We all know there are different strategies people can use to pay off debt. I just wish I knew that when I was just out of college and dealing with student loans and credit card debt.
Ironically, I didn’t learn this from my job as a personal banker, though. I did, however, learn it when I started working in fintech (financial technology). And I’m not lying when I say how life-changing some of these debt payoff methods can be.
What’s more, if you’re dealing with student loan debt, targeting your payoff with one of these methods can be a game-changer for you. Here are some of the top methods to keep in mind, and why one of the most popular – the debt avalanche method – might work best for you.
What is the debt avalanche method?
In general, there are two major debt payoff methods: the debt avalanche method and the debt snowball method. Both are used to target one debt at a time while you pay the minimum on all others. But that’s the end of their similarities.
The debt snowball method targets the lowest balance debt first. The idea behind this is that you’ll get a rush from the quick win of paying off your smallest debt. That’s momentum you can carry through the rest of the process.

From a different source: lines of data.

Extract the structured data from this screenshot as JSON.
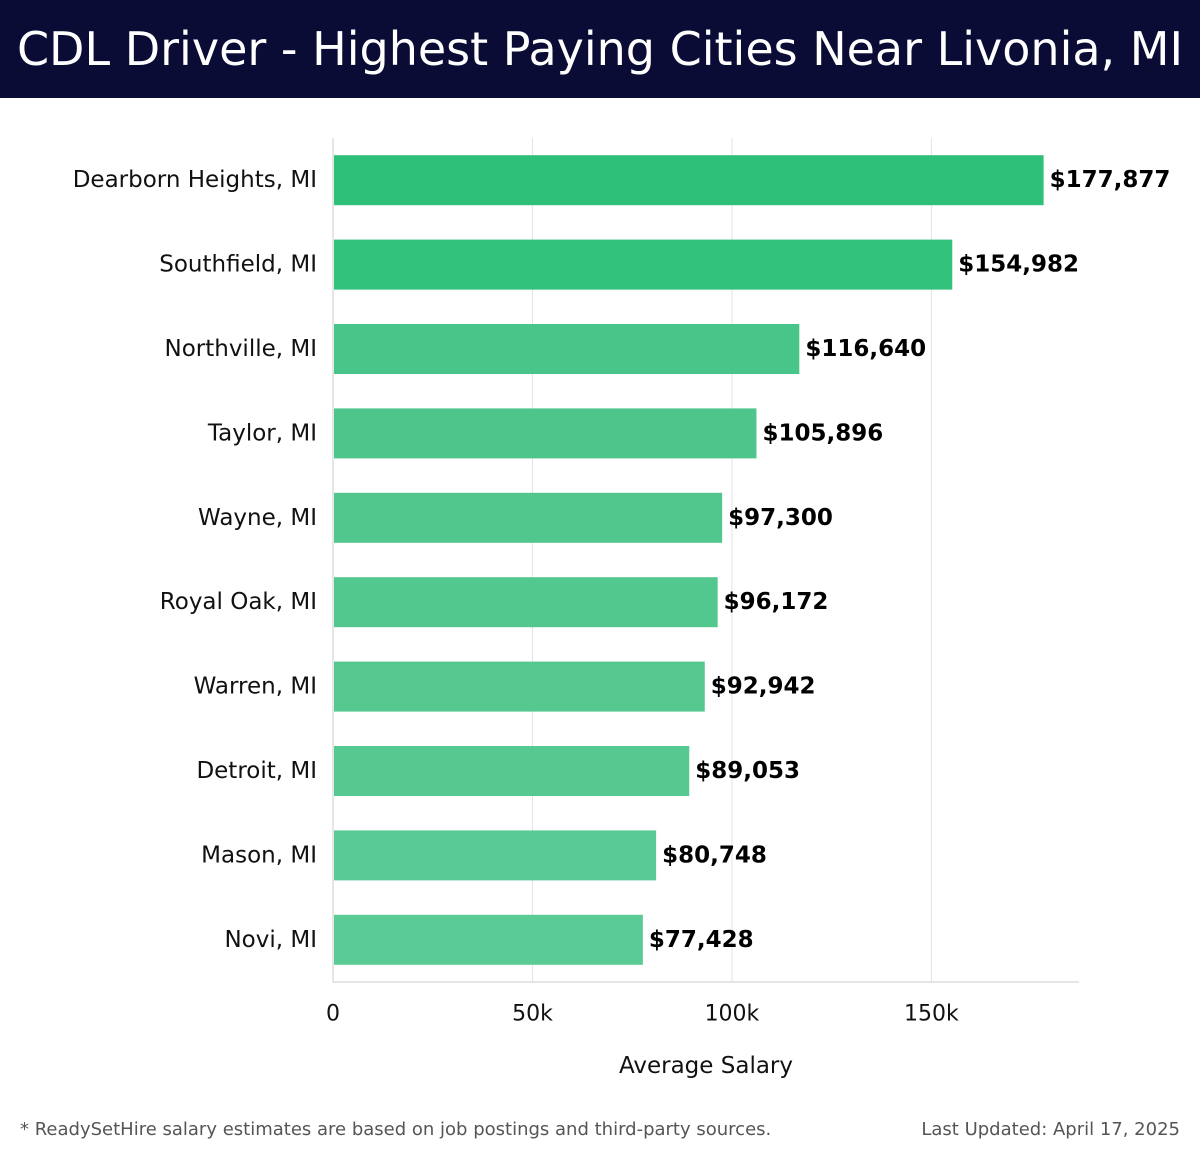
{
  "header": {
    "title": "CDL Driver - Highest Paying Cities Near Livonia, MI"
  },
  "chart_data": {
    "type": "bar",
    "orientation": "horizontal",
    "title": "CDL Driver - Highest Paying Cities Near Livonia, MI",
    "xlabel": "Average Salary",
    "ylabel": "",
    "xlim": [
      0,
      187000
    ],
    "x_ticks": [
      0,
      50000,
      100000,
      150000
    ],
    "x_tick_labels": [
      "0",
      "50k",
      "100k",
      "150k"
    ],
    "grid": "vertical",
    "categories": [
      "Dearborn Heights, MI",
      "Southfield, MI",
      "Northville, MI",
      "Taylor, MI",
      "Wayne, MI",
      "Royal Oak, MI",
      "Warren, MI",
      "Detroit, MI",
      "Mason, MI",
      "Novi, MI"
    ],
    "values": [
      177877,
      154982,
      116640,
      105896,
      97300,
      96172,
      92942,
      89053,
      80748,
      77428
    ],
    "value_labels": [
      "$177,877",
      "$154,982",
      "$116,640",
      "$105,896",
      "$97,300",
      "$96,172",
      "$92,942",
      "$89,053",
      "$80,748",
      "$77,428"
    ],
    "bar_colors": [
      "#2ebf78",
      "#33c27b",
      "#4ac589",
      "#4ec68b",
      "#51c78d",
      "#52c78e",
      "#54c88f",
      "#56c991",
      "#59ca93",
      "#5bcb95"
    ]
  },
  "footer": {
    "note": "* ReadySetHire salary estimates are based on job postings and third-party sources.",
    "updated": "Last Updated: April 17, 2025"
  }
}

However, with the debt avalanche method, the idea is to focus on the debt with the highest interest rate first. You don’t get the same small wins you would with paying off small debts faster, but you are paying off the most expensive debt first.
Then, once your first targeted account is paid off, roll the payment amount you were making to your next target account. That’s in addition to the minimum payment for that new account.
After the second account is paid off, if you have a third, then you apply the payments from the first and second accounts to the third one. Again, this is in addition to the third account’s minimum payment.
You can pay your debt off faster by rolling over your payments from paid off accounts to your remaining accounts. This is much more effective than simply paying less on your overall debt per month as your accounts are getting paid off.
How can you use it to pay off student loan debt?
If you’re facing credit card and student loan debt, then the debt avalanche method is great for paying off both. After all, credit cards come with double digit interest rates, while student loans typically do not.
If you have only one student loan, then this method does not apply to you. But if you have multiple loans with varying interest rates, then you can use this method.
Even if all of your student loans are with one servicer, make sure log into your account to see the breakdown. You might find that your interest rates on multiple loans can vary with the same servicer.
This also helps you out the most if you have private student loans. Private student loans aren’t just more expensive than federal (typically). They also don’t come with the same protections you would have with federal loans. (Think things like forgiveness, forbearance, and deferment).
Because private loans don’t have as many protections for you, they could be considered riskier. Therefore, if you use that logic with the debt avalanche method, you could target your private student loans as the riskiest debt first.
Is the debt avalanche method the best for you?
The answer to this question is going to depend on what you’re looking for.
Do you need more motivation to pay your student loans off? If so, then you might want to try the debt snowball method. Kaya Ladejobi, a certified financial planner, weighs in on the positive effects she’s seen with the debt snowball method.
“I generally favor the debt snowball method over the debt avalanche method,” says Ladejobi. “There is the psychological boost that one can get from crossing a loan off the list no matter how small the balance was.”
“When it comes to tackling debt, momentum always feels good,” Ladejobi adds. “The debt avalanche method can be a little slow to offer that.”
Ladejobi also recommends the debt snowball method to her clients if they’re thinking of a quick boost to their credit scores to finance a large purchase.
“If a client pays off the loans with small balances first, they can easily see improvement in their debt-to-income ratio,” explains Ladejobi. “So if a person is trying to apply for a mortgage or car loan in the near future, I like to advocate that they pay off small balances first.”
Therefore, if your absolute top priority is to pay your debt off the fastest, then the debt avalanche method might be the way to go for you. Unless your loans have practically identical interest rates.
Get started on the debt avalanche method today
You can use this debt avalanche calculator to see what this method can do for you. It also has an option for you to compare it with the debt snowball. That way you can see if one or the other makes a bigger impact on your repayment time.
And don’t forget, tackling the highest interest rate debt first isn’t the only way to speed up your debt payoff. You can also try lowering your interest rates to ensure that more of your money goes straight to that principal balance.